So habe ich mir jahrelang meinen ersten Kuss ausgemalt. In der Realität war er dann nur nass wie von einem Karpfen, und ich traute mich nicht, mir den Mund abzuwischen, weil ER dadurch gekränkt sein könnte. Der neun Jahre ältere Knabe mag sich dagegen gefragt haben, warum ihn dieses 16 jährige Kind verlegen wie ein Honigkuchenpferd angrinste, wenn er es „in seine Arme riss“. Sicher hatte ich irgendwo gelesen, dass man immer lieb und freundlich zu den Männern sein sollte.

Nach der Hochzeit hat Steffy wahrscheinlich Eheromane gelesen und viel später – als Großmutter – Erbauungsromane.
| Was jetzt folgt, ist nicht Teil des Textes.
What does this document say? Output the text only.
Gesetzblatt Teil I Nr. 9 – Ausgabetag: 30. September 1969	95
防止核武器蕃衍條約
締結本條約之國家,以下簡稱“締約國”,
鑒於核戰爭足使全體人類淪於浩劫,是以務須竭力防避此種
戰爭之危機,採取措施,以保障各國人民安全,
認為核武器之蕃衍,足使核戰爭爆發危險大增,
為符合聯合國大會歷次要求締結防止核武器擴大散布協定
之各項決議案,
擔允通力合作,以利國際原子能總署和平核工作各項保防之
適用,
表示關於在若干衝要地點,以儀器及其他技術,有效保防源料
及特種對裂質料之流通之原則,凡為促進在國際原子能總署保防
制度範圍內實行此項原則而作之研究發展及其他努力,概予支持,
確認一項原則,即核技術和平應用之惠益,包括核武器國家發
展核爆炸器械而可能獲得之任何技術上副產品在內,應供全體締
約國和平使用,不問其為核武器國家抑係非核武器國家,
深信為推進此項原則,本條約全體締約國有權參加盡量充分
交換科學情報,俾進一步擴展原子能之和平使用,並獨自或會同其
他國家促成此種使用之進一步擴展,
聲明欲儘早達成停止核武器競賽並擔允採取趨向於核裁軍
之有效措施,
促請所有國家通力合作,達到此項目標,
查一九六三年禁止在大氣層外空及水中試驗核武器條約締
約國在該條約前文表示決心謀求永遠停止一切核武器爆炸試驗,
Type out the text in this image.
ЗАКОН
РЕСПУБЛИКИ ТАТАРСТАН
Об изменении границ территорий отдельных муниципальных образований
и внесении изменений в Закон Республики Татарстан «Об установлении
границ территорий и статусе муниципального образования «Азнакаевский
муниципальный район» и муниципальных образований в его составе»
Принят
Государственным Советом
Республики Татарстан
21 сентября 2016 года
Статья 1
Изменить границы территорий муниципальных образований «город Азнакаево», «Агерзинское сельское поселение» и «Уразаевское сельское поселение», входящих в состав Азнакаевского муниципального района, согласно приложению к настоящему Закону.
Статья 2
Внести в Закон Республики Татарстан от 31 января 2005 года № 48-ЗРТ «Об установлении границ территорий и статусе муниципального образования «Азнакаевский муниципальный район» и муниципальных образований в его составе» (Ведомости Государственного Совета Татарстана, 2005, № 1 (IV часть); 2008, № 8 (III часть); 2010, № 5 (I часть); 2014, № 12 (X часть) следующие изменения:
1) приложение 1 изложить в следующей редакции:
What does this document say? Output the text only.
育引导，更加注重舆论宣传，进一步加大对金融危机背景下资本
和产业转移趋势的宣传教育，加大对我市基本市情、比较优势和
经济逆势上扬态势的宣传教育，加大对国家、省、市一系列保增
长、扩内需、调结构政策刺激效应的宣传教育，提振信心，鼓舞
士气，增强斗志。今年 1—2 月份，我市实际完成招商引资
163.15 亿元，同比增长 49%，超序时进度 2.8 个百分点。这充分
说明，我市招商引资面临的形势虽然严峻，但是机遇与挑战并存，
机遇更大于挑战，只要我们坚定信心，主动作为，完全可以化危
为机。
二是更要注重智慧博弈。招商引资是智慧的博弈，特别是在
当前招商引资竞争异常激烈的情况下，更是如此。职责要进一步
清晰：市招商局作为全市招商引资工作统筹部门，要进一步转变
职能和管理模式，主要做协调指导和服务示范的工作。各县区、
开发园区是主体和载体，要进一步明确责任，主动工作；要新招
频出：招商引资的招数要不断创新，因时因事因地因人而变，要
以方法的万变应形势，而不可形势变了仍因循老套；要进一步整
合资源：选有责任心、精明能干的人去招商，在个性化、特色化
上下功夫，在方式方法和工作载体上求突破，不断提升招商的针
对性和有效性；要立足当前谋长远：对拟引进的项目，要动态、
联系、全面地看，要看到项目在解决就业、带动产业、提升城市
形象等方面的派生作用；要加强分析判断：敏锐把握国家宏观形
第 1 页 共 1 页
Wenn ich das Radio anschalte, vernehme ich ständig, wie prekär die Zeiten sind. Wir haben eine „Schönwetterdemokratie“, hörte ich zum Beispiel jemand sagen. Man müsse warnen, um den Anfängen zu wehren und den dumpfen Rechten keine Chance zu geben, falls sich die Probleme doch nicht so schnell in den Griff kriegen lassen würden. Die Menschen in unserem Land hätten es jedoch satt, immer als „die Bösen“ beschimpft zu werden. Trotzdem wäre die Jugend sehr schlecht über die Zeit vor dem Krieg, während seiner Dauer und danach informiert. Zeitzeugen hätten aber leider die Tendenz, den Nationalsozialismus zu rechtfertigen. Teenager wären außerdem wenig an komplizierten, theoretischen Abhandlungen über jene unrühmliche Zeit interessiert. Private Erlebnisse kämen besser bei ihnen an. Warum machen wir dann nicht das Erzählen und den Humor zu unseren Verbündeten? Ich nehme mir das jetzt zu Herzen, überwinde die Hürde meiner scheuen Zurückhaltung und versuche, meine „subjektiven Wahrheiten“ mit Heiterkeit und einem verschmitzten Augenzwinkern in die Welt zu setzen. Überglücklich wäre ich, wenn beim Lesen ab und zu ein herzhaftes Lachen erschallen würde, sodass die Nachbarn entnervt an die Wand klopfen. Das habe ich in Luxemburg tatsächlich schon selbst erlebt.

Sorgen, Wunder und Liebe

Jeden Tag werden neue Hiobsbotschaften verkündet: Firmenpleiten, Arbeitslosigkeit, Lehrstellenmangel (inzwischen ist es scheinbar umgekehrt), Geldnot der Kranken-, Pflege- und Pensionskassen, die gigantische Verschuldung des Bundes, Attentate, Zerstörung der Umwelt und so weiter und so fort. Die Bürger machen sich Sorgen. Ein bisschen mulmig kann einem wirklich werden. Wo führt das hin? Haben wir das Recht, unseren Nachkommen – falls wir unsere Vermehrungspflicht überhaupt erfüllt haben – einen solchen Schlamassel zu hinterlassen? Wer muss die Zeche letztendlich bezahlen? Vielleicht kann nur noch ein Wunder helfen. (Das Wort Wunder wird im Moment ziemlich überstrapaziert.) Neue, utopische Ideen müssten verwirklicht werden, die uns bessere Wege aufzeigen. Vielleicht liegen sie ja schon irgendwo in Schubladen. Kramen wir sie doch mal mit vereinten Kräften hervor.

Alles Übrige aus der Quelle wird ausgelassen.